Vrouwelijk perspectief

‘Ja, ik maak muziek waardoor een ander perspectief (blikveld) ontstaat op een stuk tekst, op een gedicht. En steeds: buiten de vastomlijnde disciplines, hokjes en conventies om. Ik maak van een interview een opera, van zingende apen een voorstelling, ik zet stadsgeluiden om naar literatuur, ik laat de GPS in de auto de richting zingen. Het experimenteren met het omzetten van de ene “vorm”’  in een andere, om daarmee tot iets nieuws te komen. Vanuit een open blik, verwondering, en met vrolijke en liefdevolle aandacht voor elk geluidsdetail.’

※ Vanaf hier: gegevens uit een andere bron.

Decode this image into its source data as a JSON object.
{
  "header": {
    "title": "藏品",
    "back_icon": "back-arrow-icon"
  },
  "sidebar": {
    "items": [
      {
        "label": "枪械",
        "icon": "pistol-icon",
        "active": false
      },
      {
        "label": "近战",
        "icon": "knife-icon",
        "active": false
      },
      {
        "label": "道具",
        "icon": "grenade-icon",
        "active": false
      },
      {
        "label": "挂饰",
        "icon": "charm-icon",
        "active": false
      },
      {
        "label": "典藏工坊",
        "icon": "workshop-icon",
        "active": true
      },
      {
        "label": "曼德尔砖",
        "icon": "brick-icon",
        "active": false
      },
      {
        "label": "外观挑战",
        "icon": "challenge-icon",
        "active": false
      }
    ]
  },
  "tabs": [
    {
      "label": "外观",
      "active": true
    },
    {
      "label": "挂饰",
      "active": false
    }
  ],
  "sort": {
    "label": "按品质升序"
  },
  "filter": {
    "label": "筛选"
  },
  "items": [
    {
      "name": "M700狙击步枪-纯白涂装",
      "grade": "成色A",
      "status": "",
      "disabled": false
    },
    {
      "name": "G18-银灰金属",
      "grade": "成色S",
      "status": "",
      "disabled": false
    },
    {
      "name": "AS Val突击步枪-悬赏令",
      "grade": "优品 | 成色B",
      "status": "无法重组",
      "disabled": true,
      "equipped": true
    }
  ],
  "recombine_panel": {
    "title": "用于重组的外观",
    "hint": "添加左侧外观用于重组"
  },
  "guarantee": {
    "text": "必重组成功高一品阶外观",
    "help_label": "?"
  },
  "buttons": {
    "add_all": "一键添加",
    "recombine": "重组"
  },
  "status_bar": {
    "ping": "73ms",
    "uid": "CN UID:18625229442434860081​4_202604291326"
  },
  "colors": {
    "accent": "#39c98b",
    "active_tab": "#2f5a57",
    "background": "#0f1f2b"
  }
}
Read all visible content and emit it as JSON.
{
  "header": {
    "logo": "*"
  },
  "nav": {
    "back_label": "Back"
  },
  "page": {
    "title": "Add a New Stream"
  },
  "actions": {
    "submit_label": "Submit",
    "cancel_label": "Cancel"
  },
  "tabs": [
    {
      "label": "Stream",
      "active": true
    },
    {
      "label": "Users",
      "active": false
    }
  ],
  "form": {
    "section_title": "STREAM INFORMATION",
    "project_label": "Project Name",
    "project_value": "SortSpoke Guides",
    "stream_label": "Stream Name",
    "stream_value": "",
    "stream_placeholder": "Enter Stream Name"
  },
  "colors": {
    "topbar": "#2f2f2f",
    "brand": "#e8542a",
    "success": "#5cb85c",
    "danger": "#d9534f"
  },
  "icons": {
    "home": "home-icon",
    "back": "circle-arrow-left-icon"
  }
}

‘Forough Farrokhzad inspireert nog steeds talloze meisjes en jonge vrouwen die behoefte hebben zich te ontworstelen aan opgelegde regels, normen en moraal. Zij was een toonbeeld van rebellie en levenslust. Vastberaden om te studeren, zich niet te laten beperken door conservatieve echtgenoot en/of omgeving. Zij is een heldin voor al die meisjes die vechten voor hun eigen leven. Rebel-girls die ruzie maken met hun ouders, onderwijzers, de staat, politici. Hadden we hier maar véél meer van. Om met Forough te spreken:

“If my poems have an aspect of femininity, it is of course quite natural. After all, fortunately I am a woman.”